4. Embrace collaboration
Embrace collaboration. The lone wolf product visionary that trusts no one, issues proclamation, and finds success is exceedingly rare. Most successful PMs learn fast that leveraging the knowledge, experience, and instincts of others makes things a lot easier. Not only are you operating with more information, but the decisions you make aren’t yours alone. Moreover, when others are involved in the process, they’re less likely to be resistant to the final decision.
5. Use data to make decisions
Metrics matter. You can use data to make decisions and convince others to get on board. This is a valuable tool for PMs. Not everyone is going to trust you. They might have their preconceptions and biases that you’ll be challenged to sway. However, with an argument based on facts instead of feelings, it’s much easier to build consensus, not to mention instilling confidence that you’re on the right path.
6. Vulnerability shows you have humility
Honesty is the best policy. I prefer to be the person that is open and has good relationships with people versus the one who bulldozes their way through. No one likes a bully or a know-it-all. Don’t be afraid to tell people you’re not positive about something or are still seeking input from others. Others will appreciate if you expose your vulnerability, it shows you have humility.
What I’ve Learned from Overcoming Imposter Syndrome as a Product Manager
Everyone’s trying to figure it out, just like you. Once you realize and accept this, you can be much more empathetic to others. That forgiveness is contagious, and I’m certain will circle back to you.
The only way is to outgrow your doubts. It doesn’t happen overnight. But over time, as you have more successes under your belt and more positive experiences in your rearview, you begin feeling like you belong.
It’s hard to do. But, try to stop caring about what other people think. When you’re confident in your abilities, you know you’re doing good work, and are treating people well then it becomes second nature. Now with all that free time you’ve created for yourself, you can do the fun stuff.
You don’t need that kind of stress. I’ve met plenty of older, successful people that are still racked with worry.
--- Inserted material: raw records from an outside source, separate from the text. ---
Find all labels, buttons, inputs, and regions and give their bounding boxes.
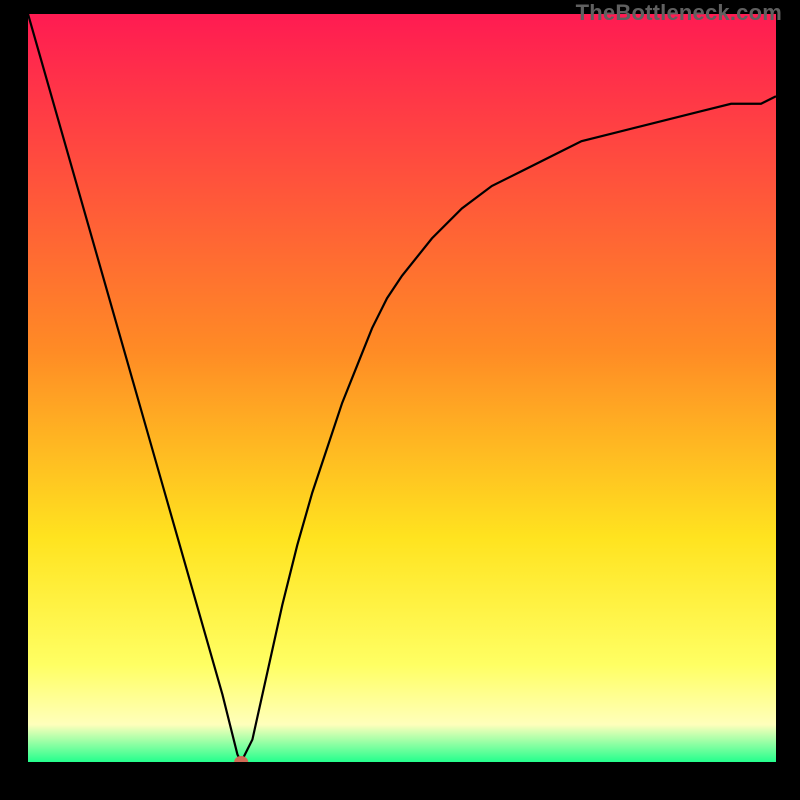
watermark-text: TheBottleneck.com: [576, 0, 782, 26]
gradient-background: [28, 14, 776, 762]
chart-container: TheBottleneck.com: [0, 0, 800, 800]
bottleneck-chart: [28, 14, 776, 762]
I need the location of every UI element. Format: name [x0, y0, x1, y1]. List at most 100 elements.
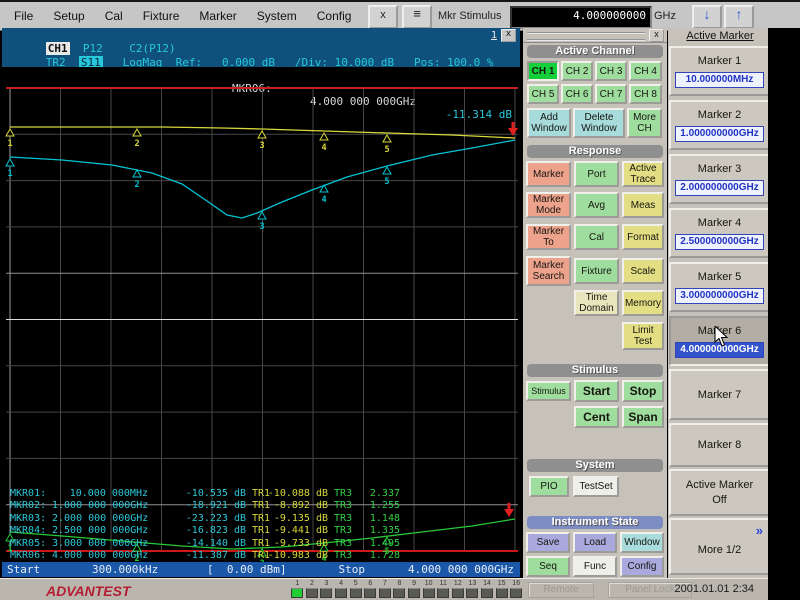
marker-button[interactable]: Marker [526, 161, 571, 187]
limit-test-button[interactable]: Limit Test [622, 322, 664, 350]
datetime: 2001.01.01 2:34 [674, 583, 754, 595]
meas-button[interactable]: Meas [622, 192, 664, 218]
ch1-button[interactable]: CH 1 [527, 61, 559, 81]
svg-text:3: 3 [259, 141, 264, 151]
marker-table-cell: MKR04: [10, 525, 46, 536]
led-indicator-icon [350, 588, 362, 598]
pio-button[interactable]: PIO [529, 476, 569, 497]
marker-table-row: MKR06:4.000 000 000GHz-11.387 dBTR1-10.9… [2, 550, 518, 562]
ch4-button[interactable]: CH 4 [629, 61, 662, 81]
menu-marker[interactable]: Marker [189, 7, 246, 25]
delete-window-button[interactable]: Delete Window [573, 108, 625, 138]
marker-3-button[interactable]: Marker 3 2.000000000GHz [669, 154, 770, 204]
scale-button[interactable]: Scale [622, 258, 664, 284]
led-indicator-icon [291, 588, 303, 598]
ch5-button[interactable]: CH 5 [527, 84, 559, 104]
marker-3-value[interactable]: 2.000000000GHz [675, 180, 764, 196]
menu-fixture[interactable]: Fixture [133, 7, 190, 25]
cal-button[interactable]: Cal [574, 224, 619, 250]
testset-button[interactable]: TestSet [573, 476, 619, 497]
marker-mode-button[interactable]: Marker Mode [526, 192, 571, 218]
menu-file[interactable]: File [4, 7, 43, 25]
led-indicator-icon [335, 588, 347, 598]
marker-4-button[interactable]: Marker 4 2.500000000GHz [669, 208, 770, 258]
ch7-button[interactable]: CH 7 [595, 84, 627, 104]
marker-step-down-button[interactable]: ↓ [692, 5, 722, 29]
more-ch-button[interactable]: More CH [627, 108, 662, 138]
marker-5-button[interactable]: Marker 5 3.000000000GHz [669, 262, 770, 312]
led-number: 3 [319, 579, 334, 588]
format-button[interactable]: Format [622, 224, 664, 250]
start-button[interactable]: Start [574, 380, 619, 402]
channel-led: 4 [334, 579, 349, 598]
marker-1-value[interactable]: 10.000000MHz [675, 72, 764, 88]
seq-button[interactable]: Seq [526, 556, 570, 577]
ch2-button[interactable]: CH 2 [561, 61, 593, 81]
marker-step-up-button[interactable]: ↑ [724, 5, 754, 29]
plot-area: MKR06: 4.000 000 000GHz -11.314 dB 12345… [2, 67, 520, 562]
marker-search-button[interactable]: Marker Search [526, 256, 571, 286]
mkr-stimulus-input[interactable]: 4.000000000 [510, 6, 652, 29]
memory-button[interactable]: Memory [622, 290, 664, 316]
stimulus-button[interactable]: Stimulus [526, 381, 571, 401]
screen-edge [768, 28, 800, 600]
save-button[interactable]: Save [526, 532, 570, 553]
marker-to-button[interactable]: Marker To [526, 224, 571, 250]
active-marker-off-button[interactable]: Active Marker Off [669, 469, 770, 516]
menu-cal[interactable]: Cal [95, 7, 133, 25]
window-close-icon[interactable]: x [501, 29, 516, 42]
load-button[interactable]: Load [573, 532, 617, 553]
marker-table-cell: -10.535 dB [168, 488, 246, 499]
marker-table-row: MKR01:10.000 000MHz-10.535 dBTR1-10.088 … [2, 488, 518, 500]
marker-table-cell: TR3 [334, 550, 352, 561]
menu-setup[interactable]: Setup [43, 7, 94, 25]
cent-button[interactable]: Cent [574, 406, 619, 428]
marker-8-button[interactable]: Marker 8 [669, 423, 770, 467]
up-arrow-icon: ↑ [736, 6, 743, 22]
svg-text:4: 4 [321, 143, 326, 153]
ch8-button[interactable]: CH 8 [629, 84, 662, 104]
start-value: 300.000kHz [92, 563, 158, 576]
marker-table-cell: -8.892 dB [266, 500, 328, 511]
port-button[interactable]: Port [574, 161, 619, 187]
marker-table-cell: -9.441 dB [266, 525, 328, 536]
func-button[interactable]: Func [573, 556, 617, 577]
grip-icon[interactable] [527, 32, 645, 41]
fixture-button[interactable]: Fixture [574, 258, 619, 284]
ch3-button[interactable]: CH 3 [595, 61, 627, 81]
menu-system[interactable]: System [247, 7, 307, 25]
time-domain-button[interactable]: Time Domain [574, 290, 619, 316]
start-label: Start [7, 563, 40, 576]
section-stimulus: Stimulus [527, 364, 663, 377]
marker-table-cell: 2.500 000 000GHz [52, 525, 148, 536]
window-button[interactable]: Window [620, 532, 664, 553]
avg-button[interactable]: Avg [574, 192, 619, 218]
marker-1-button[interactable]: Marker 1 10.000000MHz [669, 46, 770, 96]
ch6-button[interactable]: CH 6 [561, 84, 593, 104]
marker-7-button[interactable]: Marker 7 [669, 369, 770, 420]
close-button[interactable]: x [368, 5, 398, 29]
marker-2-button[interactable]: Marker 2 1.000000000GHz [669, 100, 770, 150]
mkr-stimulus-unit: GHz [654, 10, 676, 22]
marker-readout: MKR06: 4.000 000 000GHz -11.314 dB [2, 69, 518, 83]
menu-config[interactable]: Config [307, 7, 362, 25]
marker-table-cell: -23.223 dB [168, 513, 246, 524]
span-button[interactable]: Span [622, 406, 664, 428]
list-icon[interactable]: ≡ [402, 5, 432, 29]
softkey-close-icon[interactable]: x [649, 29, 664, 42]
svg-text:2: 2 [134, 139, 139, 149]
marker-4-value[interactable]: 2.500000000GHz [675, 234, 764, 250]
marker-table-cell: -11.387 dB [168, 550, 246, 561]
marker-8-label: Marker 8 [671, 439, 768, 451]
marker-2-value[interactable]: 1.000000000GHz [675, 126, 764, 142]
section-response: Response [527, 145, 663, 158]
marker-5-value[interactable]: 3.000000000GHz [675, 288, 764, 304]
stop-button[interactable]: Stop [622, 380, 664, 402]
active-trace-button[interactable]: Active Trace [622, 161, 664, 187]
svg-text:5: 5 [384, 177, 389, 187]
add-window-button[interactable]: Add Window [527, 108, 571, 138]
config-button[interactable]: Config [620, 556, 664, 577]
more-button[interactable]: » More 1/2 [669, 518, 770, 575]
marker-table-cell: 1.728 [356, 550, 400, 561]
led-indicator-icon [408, 588, 420, 598]
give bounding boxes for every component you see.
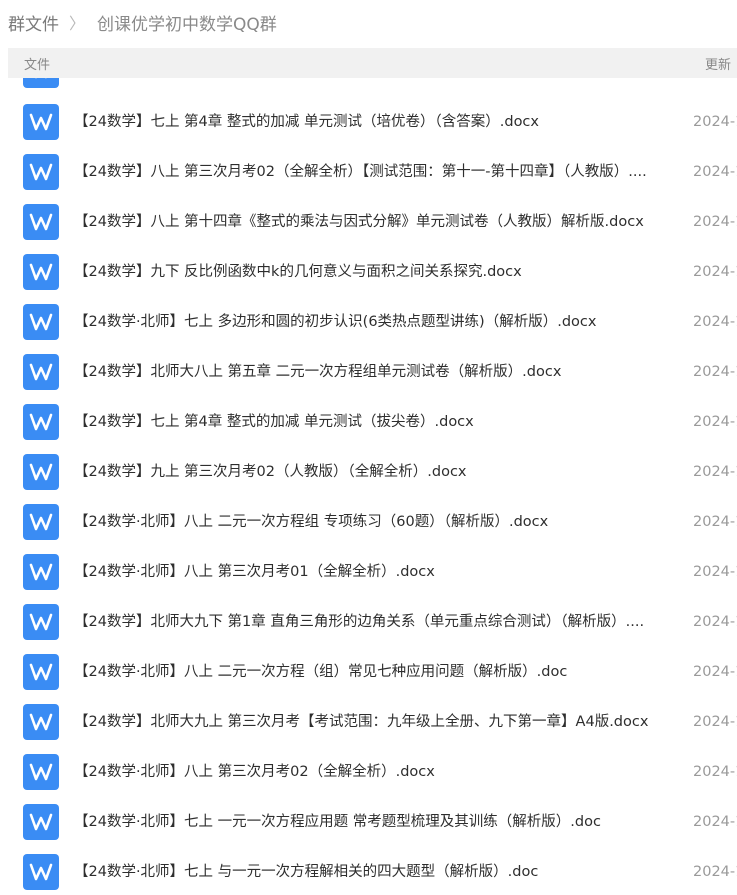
word-document-icon bbox=[23, 754, 59, 790]
word-document-icon bbox=[23, 604, 59, 640]
word-document-icon bbox=[23, 104, 59, 140]
group-files-page: 群文件 〉 创课优学初中数学QQ群 【24数学】七上 第4章 整式的加减 单元测… bbox=[0, 0, 737, 895]
word-document-icon bbox=[23, 304, 59, 340]
file-row[interactable]: 【24数学·北师】七上 一元一次方程应用题 常考题型梳理及其训练（解析版）.do… bbox=[0, 797, 737, 847]
file-name[interactable]: 【24数学·北师】八上 第三次月考01（全解全析）.docx bbox=[74, 562, 674, 582]
file-updated-date: 2024-1 bbox=[693, 214, 737, 230]
file-updated-date: 2024-1 bbox=[693, 464, 737, 480]
file-row[interactable]: 【24数学】七上 第4章 整式的加减 单元测试（拔尖卷）.docx 2024-1 bbox=[0, 397, 737, 447]
file-row[interactable]: 【24数学·北师】八上 二元一次方程（组）常见七种应用问题（解析版）.doc 20… bbox=[0, 647, 737, 697]
file-row[interactable]: 【24数学·北师】七上 与一元一次方程解相关的四大题型（解析版）.doc 2024… bbox=[0, 847, 737, 895]
column-header-file[interactable]: 文件 bbox=[24, 54, 50, 73]
file-name[interactable]: 【24数学】北师大八上 第五章 二元一次方程组单元测试卷（解析版）.docx bbox=[74, 362, 674, 382]
word-document-icon bbox=[23, 804, 59, 840]
word-document-icon bbox=[23, 704, 59, 740]
word-document-icon bbox=[23, 454, 59, 490]
file-name[interactable]: 【24数学】北师大九下 第1章 直角三角形的边角关系（单元重点综合测试）（解析版… bbox=[74, 612, 674, 632]
file-name[interactable]: 【24数学·北师】八上 第三次月考02（全解全析）.docx bbox=[74, 762, 674, 782]
column-header-updated[interactable]: 更新 bbox=[705, 54, 731, 73]
file-updated-date: 2024-1 bbox=[693, 314, 737, 330]
file-updated-date: 2024-1 bbox=[693, 814, 737, 830]
file-updated-date: 2024-1 bbox=[693, 114, 737, 130]
file-updated-date: 2024-1 bbox=[693, 564, 737, 580]
file-updated-date: 2024-1 bbox=[693, 514, 737, 530]
file-updated-date: 2024-1 bbox=[693, 714, 737, 730]
file-updated-date: 2024-1 bbox=[693, 664, 737, 680]
file-row[interactable]: 【24数学】八上 第三次月考02（全解全析）【测试范围：第十一-第十四章】（人教… bbox=[0, 147, 737, 197]
file-row[interactable]: 【24数学·北师】七上 多边形和圆的初步认识(6类热点题型讲练)（解析版）.do… bbox=[0, 297, 737, 347]
word-document-icon bbox=[23, 204, 59, 240]
word-document-icon bbox=[23, 354, 59, 390]
file-name[interactable]: 【24数学】北师大九上 第三次月考【考试范围：九年级上全册、九下第一章】A4版.… bbox=[74, 712, 674, 732]
file-row[interactable]: 【24数学·北师】八上 第三次月考02（全解全析）.docx 2024-1 bbox=[0, 747, 737, 797]
word-document-icon bbox=[23, 154, 59, 190]
file-updated-date: 2024-1 bbox=[693, 364, 737, 380]
file-name[interactable]: 【24数学】七上 第4章 整式的加减 单元测试（拔尖卷）.docx bbox=[74, 412, 674, 432]
word-document-icon bbox=[23, 404, 59, 440]
word-document-icon bbox=[23, 504, 59, 540]
file-updated-date: 2024-1 bbox=[693, 864, 737, 880]
word-document-icon bbox=[23, 654, 59, 690]
file-row[interactable]: 【24数学】九上 第三次月考02（人教版）（全解全析）.docx 2024-1 bbox=[0, 447, 737, 497]
file-row[interactable]: 【24数学·北师】八上 二元一次方程组 专项练习（60题）（解析版）.docx 2… bbox=[0, 497, 737, 547]
file-row[interactable]: 【24数学】北师大九下 第1章 直角三角形的边角关系（单元重点综合测试）（解析版… bbox=[0, 597, 737, 647]
file-name[interactable]: 【24数学·北师】八上 二元一次方程（组）常见七种应用问题（解析版）.doc bbox=[74, 662, 674, 682]
file-updated-date: 2024-1 bbox=[693, 414, 737, 430]
file-name[interactable]: 【24数学·北师】七上 与一元一次方程解相关的四大题型（解析版）.doc bbox=[74, 862, 674, 882]
file-name[interactable]: 【24数学·北师】八上 二元一次方程组 专项练习（60题）（解析版）.docx bbox=[74, 512, 674, 532]
breadcrumb-current: 创课优学初中数学QQ群 bbox=[97, 14, 277, 35]
file-row[interactable]: 【24数学】七上 第4章 整式的加减 单元测试（培优卷）（含答案）.docx 20… bbox=[0, 97, 737, 147]
file-updated-date: 2024-1 bbox=[693, 264, 737, 280]
file-row[interactable]: 【24数学·北师】八上 第三次月考01（全解全析）.docx 2024-1 bbox=[0, 547, 737, 597]
breadcrumb: 群文件 〉 创课优学初中数学QQ群 bbox=[8, 9, 277, 35]
file-name[interactable]: 【24数学】八上 第三次月考02（全解全析）【测试范围：第十一-第十四章】（人教… bbox=[74, 162, 674, 182]
word-document-icon bbox=[23, 254, 59, 290]
file-list[interactable]: 【24数学】七上 第4章 整式的加减 单元测试（培优卷）（含答案）.docx 20… bbox=[0, 70, 737, 895]
breadcrumb-root[interactable]: 群文件 bbox=[8, 10, 59, 35]
file-name[interactable]: 【24数学·北师】七上 多边形和圆的初步认识(6类热点题型讲练)（解析版）.do… bbox=[74, 312, 674, 332]
file-name[interactable]: 【24数学】八上 第十四章《整式的乘法与因式分解》单元测试卷（人教版）解析版.d… bbox=[74, 212, 674, 232]
file-updated-date: 2024-1 bbox=[693, 614, 737, 630]
file-name[interactable]: 【24数学】九上 第三次月考02（人教版）（全解全析）.docx bbox=[74, 462, 674, 482]
file-row[interactable]: 【24数学】北师大九上 第三次月考【考试范围：九年级上全册、九下第一章】A4版.… bbox=[0, 697, 737, 747]
file-updated-date: 2024-1 bbox=[693, 764, 737, 780]
word-document-icon bbox=[23, 854, 59, 890]
word-document-icon bbox=[23, 554, 59, 590]
file-table-header: 文件 更新 bbox=[8, 48, 737, 78]
file-name[interactable]: 【24数学·北师】七上 一元一次方程应用题 常考题型梳理及其训练（解析版）.do… bbox=[74, 812, 674, 832]
file-name[interactable]: 【24数学】七上 第4章 整式的加减 单元测试（培优卷）（含答案）.docx bbox=[74, 112, 674, 132]
file-row[interactable]: 【24数学】九下 反比例函数中k的几何意义与面积之间关系探究.docx 2024-… bbox=[0, 247, 737, 297]
file-row[interactable]: 【24数学】北师大八上 第五章 二元一次方程组单元测试卷（解析版）.docx 20… bbox=[0, 347, 737, 397]
file-row[interactable]: 【24数学】八上 第十四章《整式的乘法与因式分解》单元测试卷（人教版）解析版.d… bbox=[0, 197, 737, 247]
file-name[interactable]: 【24数学】九下 反比例函数中k的几何意义与面积之间关系探究.docx bbox=[74, 262, 674, 282]
breadcrumb-separator-icon: 〉 bbox=[69, 14, 86, 33]
file-updated-date: 2024-1 bbox=[693, 164, 737, 180]
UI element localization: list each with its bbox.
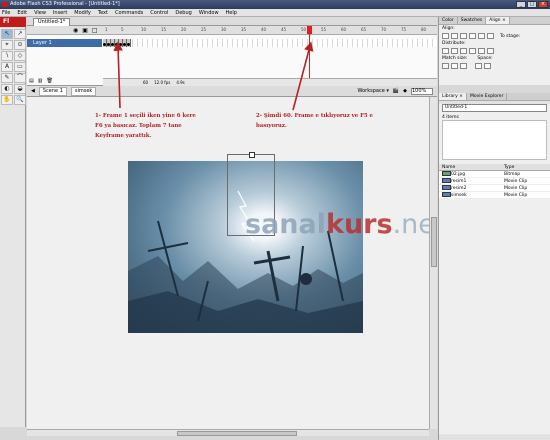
to-stage-label: To stage:: [500, 33, 521, 39]
distribute-vcenter-icon[interactable]: [451, 48, 458, 54]
library-item-name: resim2: [451, 186, 467, 191]
align-center-icon[interactable]: [451, 33, 458, 39]
vertical-scrollbar[interactable]: [429, 97, 437, 429]
right-panel-dock: Color Swatches Align × Align: To stage: …: [438, 17, 550, 440]
distribute-label-row: Distribute:: [439, 40, 550, 47]
bitmap-icon: [442, 171, 451, 176]
distribute-top-icon[interactable]: [442, 48, 449, 54]
distribute-label: Distribute:: [442, 41, 466, 46]
library-item[interactable]: simsek Movie Clip: [439, 192, 550, 199]
distribute-buttons: [439, 47, 550, 55]
library-item-name: simsek: [451, 193, 467, 198]
align-panel-tabs: Color Swatches Align ×: [439, 17, 550, 25]
align-label: Align:: [442, 26, 455, 31]
movie-clip-icon: [442, 192, 451, 197]
library-panel-tabs: Library × Movie Explorer: [439, 93, 550, 101]
movie-clip-icon: [442, 178, 451, 183]
column-type[interactable]: Type: [504, 164, 514, 170]
align-top-icon[interactable]: [469, 33, 476, 39]
distribute-bottom-icon[interactable]: [460, 48, 467, 54]
library-item-name: resim1: [451, 179, 467, 184]
library-item-type: Movie Clip: [504, 186, 528, 191]
match-space-buttons: [439, 62, 550, 70]
tab-align[interactable]: Align ×: [486, 17, 510, 24]
match-size-label: Match size:: [442, 56, 468, 61]
align-middle-icon[interactable]: [478, 33, 485, 39]
distribute-right-icon[interactable]: [487, 48, 494, 54]
align-left-icon[interactable]: [442, 33, 449, 39]
library-item-type: Movie Clip: [504, 193, 528, 198]
library-columns: Name Type: [439, 164, 550, 171]
library-item[interactable]: 02.jpg Bitmap: [439, 171, 550, 178]
match-height-icon[interactable]: [451, 63, 458, 69]
scroll-thumb[interactable]: [177, 431, 297, 436]
tab-library[interactable]: Library ×: [439, 93, 467, 100]
library-document-select[interactable]: Untitled-1: [442, 104, 547, 112]
align-label-row: Align:: [439, 25, 550, 32]
horizontal-scrollbar[interactable]: [27, 429, 429, 436]
library-item[interactable]: resim1 Movie Clip: [439, 178, 550, 185]
library-item-name: 02.jpg: [451, 172, 466, 177]
arrow-to-frame-60: [292, 41, 314, 111]
library-item[interactable]: resim2 Movie Clip: [439, 185, 550, 192]
align-bottom-icon[interactable]: [487, 33, 494, 39]
scroll-thumb[interactable]: [431, 217, 437, 267]
column-name[interactable]: Name: [442, 164, 504, 170]
space-vertical-icon[interactable]: [475, 63, 482, 69]
library-panel: Untitled-1 4 items Name Type 02.jpg Bitm…: [439, 104, 550, 434]
space-label: Space:: [477, 56, 493, 61]
tab-color[interactable]: Color: [439, 17, 458, 24]
arrow-to-keyframes: [113, 41, 123, 109]
movie-clip-icon: [442, 185, 451, 190]
align-panel: Align: To stage: Distribute: Match size:…: [439, 25, 550, 85]
space-horizontal-icon[interactable]: [484, 63, 491, 69]
library-item-type: Movie Clip: [504, 179, 528, 184]
library-item-type: Bitmap: [504, 172, 521, 177]
match-width-icon[interactable]: [442, 63, 449, 69]
align-right-icon[interactable]: [460, 33, 467, 39]
match-both-icon[interactable]: [460, 63, 467, 69]
align-buttons: To stage:: [439, 32, 550, 40]
match-space-label-row: Match size: Space:: [439, 55, 550, 62]
distribute-hcenter-icon[interactable]: [478, 48, 485, 54]
tab-movie-explorer[interactable]: Movie Explorer: [467, 93, 508, 100]
tab-swatches[interactable]: Swatches: [458, 17, 487, 24]
library-preview: [442, 120, 547, 160]
distribute-left-icon[interactable]: [469, 48, 476, 54]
Despite all they’ve accomplished, they can’t be content and convinced of their abilities. To them I say, “Relax, you’ve made it this far, and it wasn’t by accident.” Typically, this industry doesn’t put up with underperformers, so if you’ve made progress in your career, then you’re doing something right.
Let your guard down. People can tell when you’re forcing it, so don’t bother putting on airs. You are who you are, and you’ll do a good job or you won’t. Have humility, take the time to figure things out based on the input of others, and have faith that you’ll make the best decisions you can.
You can’t lead or even garner the respect of your development team, you have to believe in yourself. Not unreasonably or unwaveringly, but with a general faith in your competence and abilities. Without it, no one’s going to have your back or want to follow you into battle.
Don’t let your insecurities hold you back! If your team didn’t think you could do the job, they wouldn’t work with you. Your requests for help are appreciated and not annoying.
Imposter syndrome is real and unhelpful to your career. Moreover, you can beat it. We’ve all been there. When you make mistakes, you’ll learn from them and be better for it.